SHANGHAI, Apr. 25 (SMM) – The China Securities Regulatory Commission approved April 24 the launch of silver futures contracts on the Shanghai Futures Exchange. Specific launch time will be decided based on the market situation and the progress made in the preparatory work.
Stronger Say over Pricing
Adding of silver futures into existing copper, aluminum, lead, zinc, gold and steel futures in China is a key step for Chinese businesses to gain a stronger say over commodities prices. Though China is the world’s largest silver producer and consumer, silver has been priced based on London and US silver prices in both domestic and overseas trade, causing distorted reflection of the silver supply and demand scenario in China.
The silver futures contracts to be launched in Shanghai is not a complete abandon of global silver pricing, though, but will be priced in consideration of both overseas and Shanghai silver prices, to more accurately present the Chinese silver market and offer Chinese businesses stronger say over silver prices.

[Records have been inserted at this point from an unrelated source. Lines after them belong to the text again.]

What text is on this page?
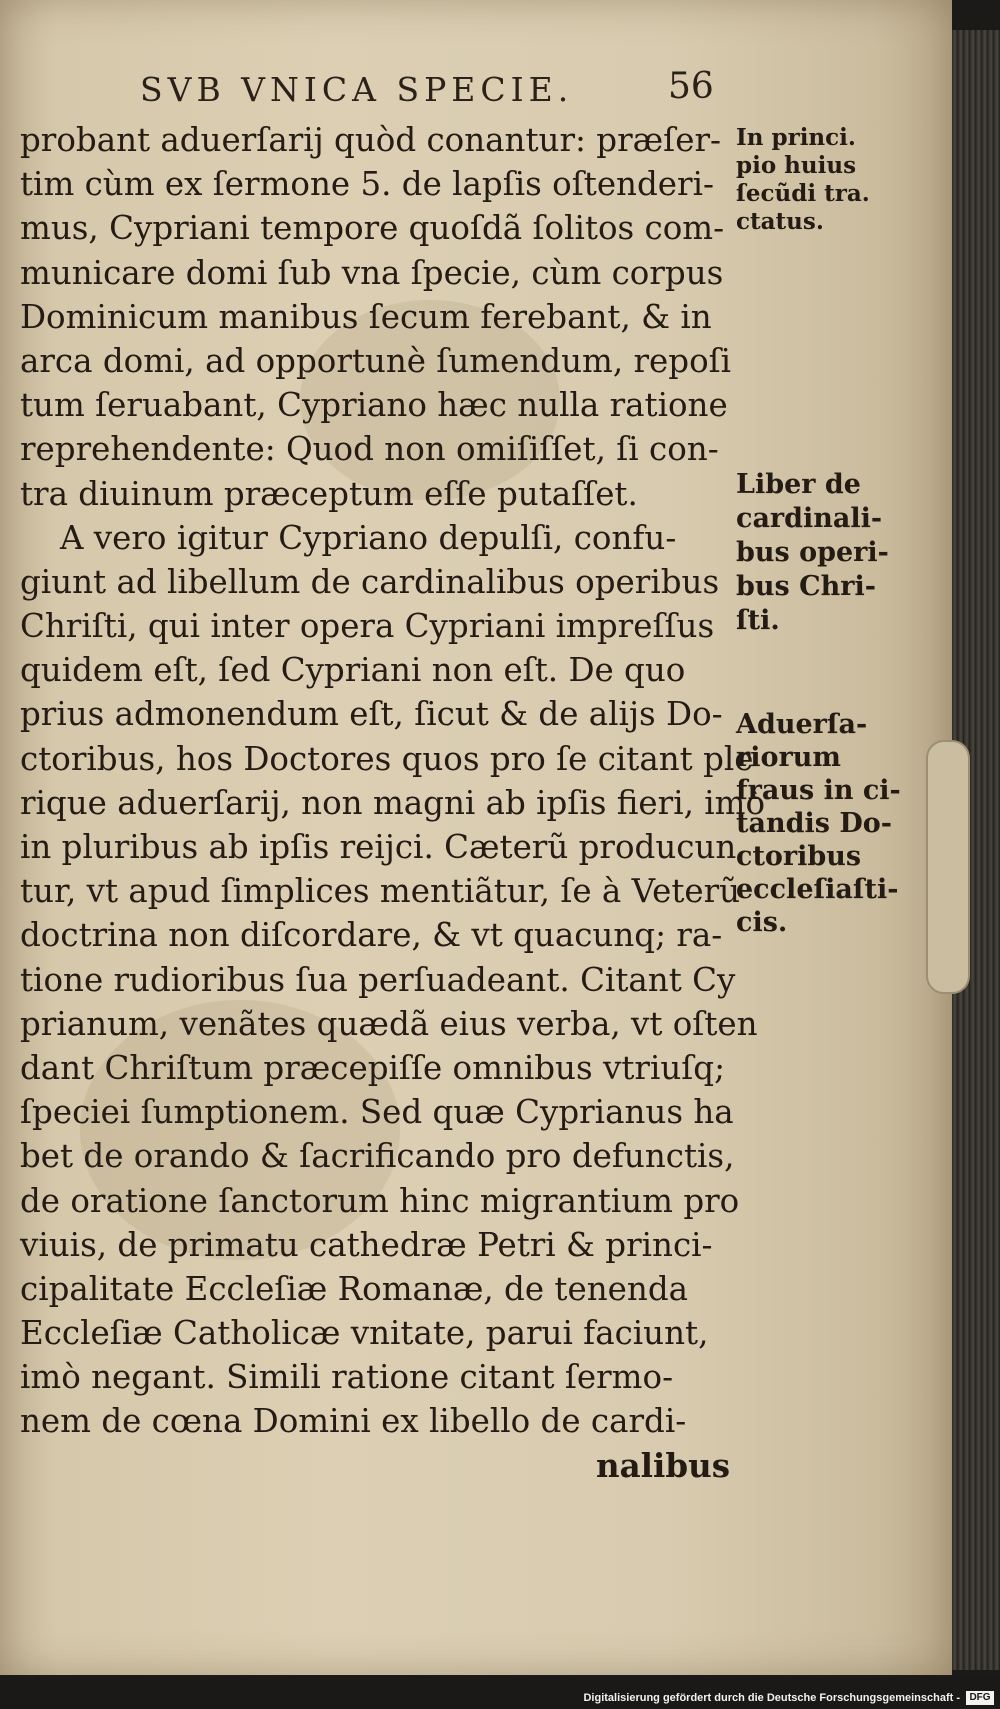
SVB VNICA SPECIE.	56
probant aduerſarij quòd conantur: præſer-
tim cùm ex ſermone 5. de lapſis oſtenderi-
mus, Cypriani tempore quoſdã ſolitos com-
municare domi ſub vna ſpecie, cùm corpus
Dominicum manibus ſecum ferebant, & in
arca domi, ad opportunè ſumendum, repoſi
tum ſeruabant, Cypriano hæc nulla ratione
reprehendente: Quod non omiſiſſet, ſi con-
tra diuinum præceptum eſſe putaſſet.
A vero igitur Cypriano depulſi, confu-
giunt ad libellum de cardinalibus operibus
Chriſti, qui inter opera Cypriani impreſſus
quidem eſt, ſed Cypriani non eſt. De quo
prius admonendum eſt, ſicut & de alijs Do-
ctoribus, hos Doctores quos pro ſe citant ple
rique aduerſarij, non magni ab ipſis fieri, imò
in pluribus ab ipſis reijci. Cæterũ producun
tur, vt apud ſimplices mentiãtur, ſe à Veterũ
doctrina non diſcordare, & vt quacunq; ra-
tione rudioribus ſua perſuadeant. Citant Cy
prianum, venãtes quædã eius verba, vt oſten
dant Chriſtum præcepiſſe omnibus vtriuſq;
ſpeciei ſumptionem. Sed quæ Cyprianus ha
bet de orando & ſacrificando pro defunctis,
de oratione ſanctorum hinc migrantium pro
viuis, de primatu cathedræ Petri & princi-
cipalitate Eccleſiæ Romanæ, de tenenda
Eccleſiæ Catholicæ vnitate, parui faciunt,
imò negant. Simili ratione citant ſermo-
nem de cœna Domini ex libello de cardi-
nalibus
In princi.
pio huius
ſecũdi tra.
ctatus.
Liber de
cardinali-
bus operi-
bus Chri-
ſti.
Aduerſa-
riorum
fraus in ci-
tandis Do-
ctoribus
eccleſiaſti-
cis.
Digitalisierung gefördert durch die Deutsche Forschungsgemeinschaft - DFG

Silver Futures Prices Forecast
Similar to base metals prices, silver prices also have a very high degree of internationalization, London spot prices are the world’s silver pricing Centre. It is not difficult to find from historical data that correlation between domestic and London silver spot prices is very high. In addition to international prices, domestic prices is another benchmark in setting domestic futures prices, which include mainly Shanghai Gold Exchange’s T+D silver prices and SMM silver prices. In the short term, Shanghai silver futures prices are expected to move in line with London silver spot, but domestic spot trading may cause certain difference. After tracking spot prices at home and abroad, SMM observation reveals that the silver price ratio remains at 6.6-6.8, estimates of initial silver futures prices therefore are at RMB 6,400-6,600/kg.
Price Trends Forecast
Although the global economic recovery is slow, the overall operation is smooth. Driven by emerging countries, major indicators of the United States also started to improve. European debt is also moving in a positive direction. It can be said that the global real economy has stepped out of the haze of financial crisis and systemic risk is quite unlikely to be renewed. Therefore, commodity prices, especially prices of silver closely related to the industrial sector would find strong support from the real economy to run smoothly. However, there are also uncertainties, including high unemployment rate in the United States, sovereign debt crisis in Europe, emerging markets inflation risks and China’s currency policy shift to slow economic growth. High level of market awareness for silver means the silver futures will have more financial relevance, in addition to its industrial relevance. The global economic recover and investment opportunities will likely push silver futures prices higher in the future. Investors should also bear in mind that opportunities always come with risks, especially in the financial derivatives sector.